Behiç Erkin, Türkiye Cumhuriyeti’nin kuruluşunda ve modernleşmesinde kilit roller üstlenmiş, aynı zamanda Mustafa Kemal Atatürk ile birlikte Milli İstihbarat Teşkilatının (MİT) kurulmasına imza atan 13 isim arasında yer alarak tarihe geçmiştir. Erkin, özellikle II. Dünya Savaşı yıllarında Paris Büyükelçisi olarak gerçekleştirdiği cesur girişimlerle on binlerce insanın hayatını kurtararak “Türk Oskar Schindler” olarak anılmayı başardı.

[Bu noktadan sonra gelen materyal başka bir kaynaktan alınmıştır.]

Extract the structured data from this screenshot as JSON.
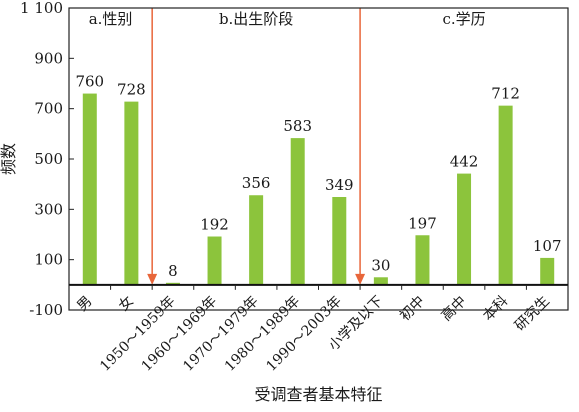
{
  "chart_data": {
    "type": "bar",
    "ylabel": "频数",
    "xlabel": "受调查者基本特征",
    "ylim": [
      -100,
      1100
    ],
    "yticks": [
      -100,
      100,
      300,
      500,
      700,
      900,
      1100
    ],
    "ytick_labels": [
      "-100",
      "100",
      "300",
      "500",
      "700",
      "900",
      "1 100"
    ],
    "bar_color": "#8cc43c",
    "divider_color": "#e8663a",
    "grid": false,
    "categories": [
      "男",
      "女",
      "1950～1959年",
      "1960～1969年",
      "1970～1979年",
      "1980～1989年",
      "1990～2003年",
      "小学及以下",
      "初中",
      "高中",
      "本科",
      "研究生"
    ],
    "values": [
      760,
      728,
      8,
      192,
      356,
      583,
      349,
      30,
      197,
      442,
      712,
      107
    ],
    "value_labels": [
      "760",
      "728",
      "8",
      "192",
      "356",
      "583",
      "349",
      "30",
      "197",
      "442",
      "712",
      "107"
    ],
    "groups": [
      {
        "label": "a.性别"
      },
      {
        "label": "b.出生阶段"
      },
      {
        "label": "c.学历"
      }
    ]
  }
}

NAZİLERE KARŞI VİCDAN DİRENİŞİ VE PASAPORT GİRİŞİMİ
II. Dünya Savaşı sırasında, Vichy Fransası’nın kendi vatandaşlarını bile SS ve Gestapo’ya ihbar ettiği karanlık bir dönemde Behiç Erkin, Paris Türk Büyükelçiliği’nde insan hayatını koruma mücadelesi verdi. Nazilerin Yahudi vatandaşlara yönelik uygulamalarına karşı açıkça direndi ve Nazilere, "Bu kanunları Türk Yahudilerine uygulayamazsınız. Benim ülkemde din, dil, ırk ayrımı yoktur," diyerek sert bir tavır sergiledi.

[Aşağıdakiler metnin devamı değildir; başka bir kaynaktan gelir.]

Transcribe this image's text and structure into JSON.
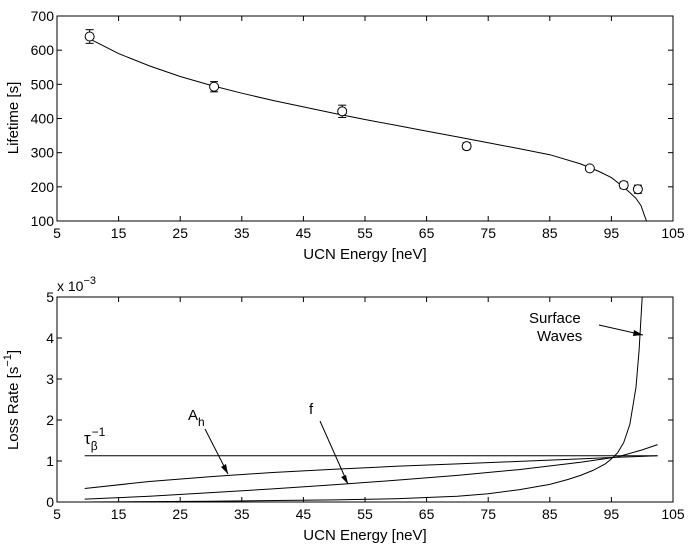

Erkin, mesai arkadaşlarıyla birlikte kendi hayatlarını tehlikeye atarak yaklaşık 20 bin Türk ve Türk olmayan Yahudiye Türk pasaportu verilmesini sağladı. Bu diplomatik manevra, binlerce insanın toplama kamplarına gönderilmesini önledi.
"BÜYÜKELÇİ’NİN VAGONLARI" TÜRKİYE'YE YÖNELDİ
Behiç Erkin’in yoğun girişimleri sonucunda, ay-yıldızlı bayraklarla donatılan ve “Büyükelçi’nin vagonları” adı verilen trenler, Auschwitz’e giden rayların ters yönünde Türkiye’ye doğru yola çıktı. Alman toprakları üzerinden gerçekleştirilen bu sevkiyatlarla binlerce insan hayata tutundu. Ayrıca toplama kamplarına gönderilen Türk Yahudilerini, elçilik ve konsoloslukların olağanüstü çabalarıyla tek tek geri aldılar.
Erkin, bu çabalarıyla Yahudi asıllı Fransa eski Başbakanı Léon Blum’un Naziler tarafından toplama kampına atılan oğlunu ve arkadaşlarını da kurtarmayı başardı. Blum, teşekkürlerini belirten orijinal mektubunu Behiç Erkin’e iletti. Bu tarihi mektup, günümüzde Ankara Üniversitesi Dil ve Tarih-Coğrafya Fakültesi İnkılap Tarihi Müzesi’nde muhafaza ediliyor.
ULUSLARARASI TAKDİR VE ÖDÜLLER
31 Temmuz 1943’te devlet memuriyeti ve diplomasi hayatına veda eden Behiç Erkin, Fransa’dan ayrılmadan hemen önce, 23 Temmuz 1943 tarihinde bizzat Fransa Devlet Başkanı Mareşal Pétain tarafından Légion d'honneur nişanı ile onurlandırıldı. Ayrıca, İsrail’in en yüksek nişanlarından biri olan Yad Vaşem’e de layık görüldü.
Behiç Erkin, hukuku ve insan onurunu merkeze alan duruşuyla, savaşın en karanlık dönemlerinde binlerce hayatı kurtararak Cumhuriyet diplomasisinin unutulmaz simge isimlerinden biri olarak hafızalardaki yerini koruyor.